Recombinant Fab antibodies (rFabs) specific for coplanar polychlorinated biphenyls (PCBs) were derived from a hybridoma cell line (Chiu et al. Anal. Chem. 1995, 67, 3829-3839). Immunoglobulin V(H)-C(H1) and V(L)-C(L) sequences from S2B1 messenger RNA were amplified by PCR and cloned into the M13 phagemid vector pComb3H. Phage displaying rFab were enriched by panning on a PCB hapten conjugate and expressed as soluble rFabs in Escherichia coli XL-1 Blue. Two rFab clones competitively bound PCBs 77 and 126 with half-maximal inhibition (I(50)) of 10-13 ppb in indirect and direct enzyme immunoassays (EIAs), with selectivity nearly identical to that of whole S2B1 IgG and its Fab fragments prepared by papain digestion. These results, and comparison of N-terminal amino acid sequences of MAb S2B1 and the rFab, indicated that rFab S2B1 is a functional copy of the MAb. The rFab S2B1 sequences have 75-89% sequence identity with antibodies that bind nitrophenyl haptens and are being used to construct a three-dimensional computational model of the PCB binding site.
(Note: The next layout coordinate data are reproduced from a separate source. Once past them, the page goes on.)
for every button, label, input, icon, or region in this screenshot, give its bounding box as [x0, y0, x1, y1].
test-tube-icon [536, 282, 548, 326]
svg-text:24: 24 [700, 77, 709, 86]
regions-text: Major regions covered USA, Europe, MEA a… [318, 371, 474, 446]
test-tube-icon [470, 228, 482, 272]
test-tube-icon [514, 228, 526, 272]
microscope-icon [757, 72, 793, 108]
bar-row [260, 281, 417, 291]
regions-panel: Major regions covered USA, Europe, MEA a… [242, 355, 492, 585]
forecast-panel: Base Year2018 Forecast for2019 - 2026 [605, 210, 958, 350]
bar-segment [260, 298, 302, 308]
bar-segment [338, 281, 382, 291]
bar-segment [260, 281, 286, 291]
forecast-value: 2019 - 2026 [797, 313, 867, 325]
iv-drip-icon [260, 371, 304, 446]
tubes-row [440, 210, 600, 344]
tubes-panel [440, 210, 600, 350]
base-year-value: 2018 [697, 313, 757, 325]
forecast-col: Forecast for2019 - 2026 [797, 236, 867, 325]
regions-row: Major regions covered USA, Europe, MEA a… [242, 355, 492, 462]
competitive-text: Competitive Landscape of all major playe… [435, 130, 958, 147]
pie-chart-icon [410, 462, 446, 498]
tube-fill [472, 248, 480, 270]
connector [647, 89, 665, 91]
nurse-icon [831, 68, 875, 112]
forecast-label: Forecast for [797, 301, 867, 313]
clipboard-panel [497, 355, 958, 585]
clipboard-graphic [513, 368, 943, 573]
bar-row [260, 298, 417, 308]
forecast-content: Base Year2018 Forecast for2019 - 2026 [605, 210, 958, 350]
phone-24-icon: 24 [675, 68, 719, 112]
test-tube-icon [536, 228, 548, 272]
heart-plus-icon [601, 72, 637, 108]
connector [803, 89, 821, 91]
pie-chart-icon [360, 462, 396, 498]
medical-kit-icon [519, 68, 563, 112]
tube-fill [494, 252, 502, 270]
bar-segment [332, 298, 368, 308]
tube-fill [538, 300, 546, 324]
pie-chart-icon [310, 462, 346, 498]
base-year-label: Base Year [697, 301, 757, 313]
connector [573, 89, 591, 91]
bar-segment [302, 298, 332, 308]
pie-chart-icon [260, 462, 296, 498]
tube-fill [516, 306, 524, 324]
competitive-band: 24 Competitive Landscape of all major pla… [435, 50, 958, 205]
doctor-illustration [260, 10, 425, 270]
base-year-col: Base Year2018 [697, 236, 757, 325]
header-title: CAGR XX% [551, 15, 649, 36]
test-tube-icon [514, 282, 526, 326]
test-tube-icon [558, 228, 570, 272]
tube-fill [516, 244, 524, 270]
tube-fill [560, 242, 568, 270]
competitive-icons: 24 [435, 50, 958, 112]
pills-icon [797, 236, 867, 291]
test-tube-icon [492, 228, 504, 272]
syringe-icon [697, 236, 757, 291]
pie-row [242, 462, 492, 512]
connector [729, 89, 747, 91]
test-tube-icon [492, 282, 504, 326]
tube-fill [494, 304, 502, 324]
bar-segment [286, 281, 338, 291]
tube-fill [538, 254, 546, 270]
Reference: Chiu, YW, et al. 2000. J Agric Food Chem. 48:2614-24
This rFab is useful in immunoassay and sensor devices.
The antibody may be used in immunoaffinity techniques for concentration and cleanup of PCB residues.
Also disclosed is are new haptens that mimic PCB77 and non-coplaner PCBs having one or two chlorines at ortho positions on the biphenyl rings.
The new haptens facilitate the recovery of engineered variants of rFab S2B1, and derivation of recombinant antibodies with different properties using phage display, or other combinatorial library techniques.